Oh, and I love the way that everyone pronounces “Devonshire” as “Devonshaaah”!

It’s a joy to see John Le Mesurier as Barrymore but then, of course, it’s a joy to see John Le Mesurier in anything. And, much as Francis de Wolf may be playing Mortimer in a slightly red herring-ish sort of way, it’s obvious that Stapleton is a baddie as soon as we see him. Bishop Frankland, on the other hand, is a figure of pure comic relief, and reminds me very much of the sort of pomposity-puncturing absurd authority figure soon to be seen in the likes of Beyond the Fringe and the rest of the “satire boom”. There’s a particularly hilarious camp moment, played dead straight, where Holmes assures this bibulous, forgetful old dunderhead that he, Holmes, is “fighting evil, as surely as you do”.

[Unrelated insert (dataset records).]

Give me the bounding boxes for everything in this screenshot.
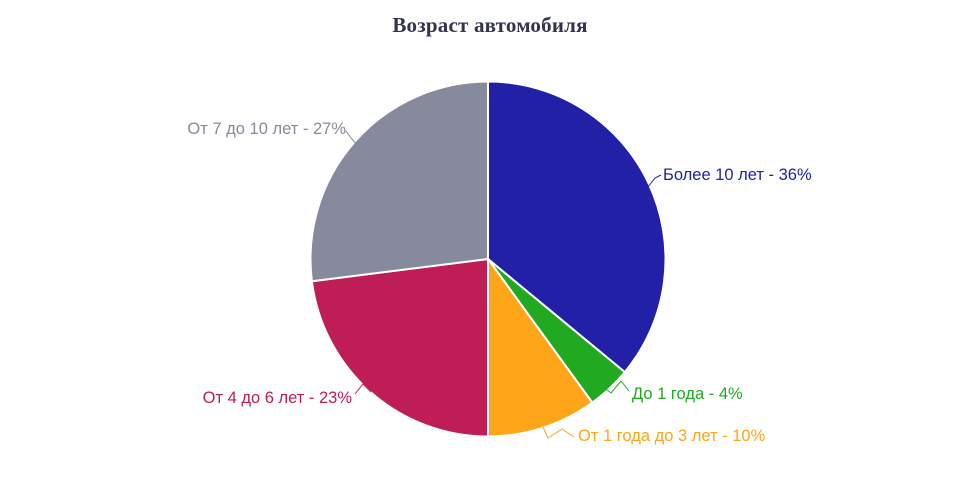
label-connector-3	[354, 383, 372, 395]
label-connector-1	[602, 380, 630, 394]
label-connector-4	[345, 130, 358, 146]
chart-title: Возраст автомобиля	[392, 13, 588, 37]
pie-slice-0[interactable]	[487, 80, 667, 374]
slice-label-4: От 7 до 10 лет - 27%	[187, 120, 346, 138]
pie-slice-3[interactable]	[310, 258, 489, 438]
slice-label-0: Более 10 лет - 36%	[663, 166, 812, 184]
slice-label-2: От 1 года до 3 лет - 10%	[578, 427, 766, 445]
pie-slice-4[interactable]	[309, 80, 489, 283]
slice-label-1: До 1 года - 4%	[632, 385, 743, 403]
label-connector-0	[647, 174, 662, 188]
label-connector-2	[542, 426, 575, 439]
slice-label-3: От 4 до 6 лет - 23%	[203, 389, 353, 407]
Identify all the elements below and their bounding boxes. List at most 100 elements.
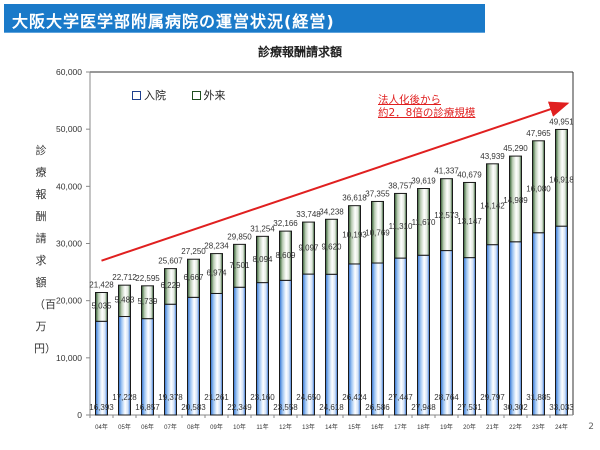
x-tick-label: 16年: [371, 423, 384, 431]
annotation-line-2: 約2．8倍の診療規模: [378, 107, 476, 119]
data-label-outpatient: 14,989: [503, 196, 528, 205]
data-label-inpatient: 27,531: [457, 403, 482, 412]
data-label-outpatient: 10,193: [342, 231, 367, 240]
data-label-outpatient: 9,097: [298, 244, 319, 253]
page-number: 2: [588, 422, 594, 432]
data-label-outpatient: 6,667: [183, 273, 204, 282]
bar-outpatient: [210, 253, 223, 294]
x-tick-label: 21年: [486, 423, 499, 431]
data-label-inpatient: 22,349: [227, 403, 252, 412]
data-label-total: 36,618: [342, 194, 367, 203]
legend-swatch-outpatient: [191, 90, 201, 100]
data-label-outpatient: 13,147: [457, 217, 482, 226]
data-label-inpatient: 24,650: [296, 393, 321, 402]
data-label-outpatient: 11,310: [389, 222, 413, 231]
x-tick-label: 18年: [417, 423, 430, 431]
y-axis-label: 診療報酬請求額（百万円）: [34, 144, 56, 355]
data-label-total: 41,337: [434, 167, 459, 176]
x-tick-label: 22年: [509, 423, 522, 431]
legend: 入院 外来: [132, 87, 248, 103]
data-label-outpatient: 6,229: [160, 281, 181, 290]
x-tick-label: 12年: [279, 423, 292, 431]
bar-outpatient: [371, 200, 384, 264]
data-label-total: 22,595: [135, 274, 160, 283]
x-tick-label: 07年: [164, 423, 177, 431]
bar-inpatient: [486, 244, 499, 416]
data-label-outpatient: 6,974: [206, 269, 227, 278]
y-tick-label: 10,000: [56, 353, 82, 363]
data-label-inpatient: 33,033: [549, 403, 574, 412]
data-label-outpatient: 16,918: [549, 176, 574, 185]
bar-outpatient: [348, 205, 361, 265]
legend-label-inpatient: 入院: [144, 89, 166, 102]
bar-outpatient: [417, 188, 430, 256]
data-label-outpatient: 7,501: [229, 261, 250, 270]
y-tick-label: 60,000: [56, 67, 82, 77]
bar-inpatient: [463, 257, 476, 416]
data-label-total: 47,965: [526, 129, 551, 138]
data-label-inpatient: 26,586: [365, 403, 390, 412]
bar-inpatient: [371, 262, 384, 416]
data-label-outpatient: 5,035: [91, 301, 112, 310]
data-label-total: 29,850: [227, 232, 252, 241]
data-label-total: 39,619: [411, 177, 436, 186]
data-label-outpatient: 9,620: [321, 243, 342, 252]
bar-outpatient: [486, 163, 499, 246]
data-label-outpatient: 8,094: [252, 255, 273, 264]
bar-outpatient: [440, 178, 453, 252]
y-tick-label: 30,000: [56, 239, 82, 249]
data-label-inpatient: 23,160: [250, 393, 275, 402]
data-label-inpatient: 19,378: [158, 393, 183, 402]
x-tick-label: 24年: [555, 423, 568, 431]
bar-inpatient: [302, 273, 315, 416]
data-label-inpatient: 24,618: [319, 403, 344, 412]
data-label-outpatient: 14,142: [480, 201, 505, 210]
x-tick-label: 20年: [463, 423, 476, 431]
x-tick-label: 04年: [95, 423, 108, 431]
bar-inpatient: [118, 316, 131, 416]
annotation-line-1: 法人化後から: [378, 94, 441, 106]
legend-item-outpatient: 外来: [191, 87, 226, 103]
y-tick-label: 0: [77, 410, 82, 420]
data-label-outpatient: 16,080: [526, 184, 551, 193]
x-tick-label: 05年: [118, 423, 131, 431]
legend-item-inpatient: 入院: [132, 87, 166, 103]
bar-inpatient: [417, 254, 430, 416]
x-tick-label: 08年: [187, 423, 200, 431]
y-tick-label: 50,000: [56, 124, 82, 134]
bar-inpatient: [532, 232, 545, 416]
data-label-outpatient: 5,739: [137, 297, 158, 306]
x-tick-label: 06年: [141, 423, 154, 431]
x-tick-label: 23年: [532, 423, 545, 431]
x-tick-label: 19年: [440, 423, 453, 431]
data-label-total: 22,712: [112, 273, 137, 282]
data-label-total: 40,679: [457, 170, 482, 179]
legend-swatch-inpatient: [132, 90, 141, 100]
x-tick-label: 09年: [210, 423, 223, 431]
bar-outpatient: [394, 192, 407, 259]
data-label-inpatient: 23,558: [273, 403, 298, 412]
bar-inpatient: [555, 225, 568, 416]
data-label-total: 37,355: [365, 189, 390, 198]
data-label-total: 27,250: [181, 247, 206, 256]
data-label-inpatient: 27,948: [411, 403, 436, 412]
bar-outpatient: [95, 292, 108, 322]
bar-inpatient: [141, 318, 154, 416]
bar-outpatient: [118, 284, 131, 318]
data-label-inpatient: 29,797: [480, 393, 505, 402]
data-label-outpatient: 12,573: [434, 211, 459, 220]
y-tick-label: 40,000: [56, 181, 82, 191]
data-label-inpatient: 31,885: [526, 393, 551, 402]
bar-outpatient: [509, 155, 522, 243]
bar-inpatient: [210, 292, 223, 416]
data-label-outpatient: 10,769: [365, 228, 390, 237]
x-tick-label: 13年: [302, 423, 315, 431]
data-label-total: 45,290: [503, 144, 528, 153]
chart-title: 診療報酬請求額: [257, 45, 342, 59]
bar-outpatient: [141, 285, 154, 320]
data-label-inpatient: 21,261: [204, 393, 229, 402]
trend-arrow: [101, 101, 570, 262]
bar-inpatient: [187, 296, 200, 416]
data-label-total: 28,234: [204, 242, 229, 251]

The adventures of Watson and Sir Henry as they encounter the escaped convict on the moor leads Sir Henry to start having those heart palpitations that the plot occasionally requires. Watson, of course, prescribes the traditional Hammer remedy of brandy. What else? And, given the amount of alcohol we see being drunk, most of the characters in this film must spend a fair amount of the time half-cut.

I love Holmes’ absurdly dramatic behaviour here; threateningly brandishing a dagger around in front of Mortimer, casually announcing his survival from the collapsing mine, and being deliberately rude to Sir Henry just so he can use him as bait for his final trap for Stapleton.

The conclusion is dramatic, although there is an extra twist from the book; Stapleton’s daughter (as she is here), here named Cecile, is a deliberate conspirator who relishes taunting Sir Henry at the climax, and it is she, not Stapleton, who drowns in the mire.

Another enjoyable Hammer, this, although the format is now becoming amusingly familiar.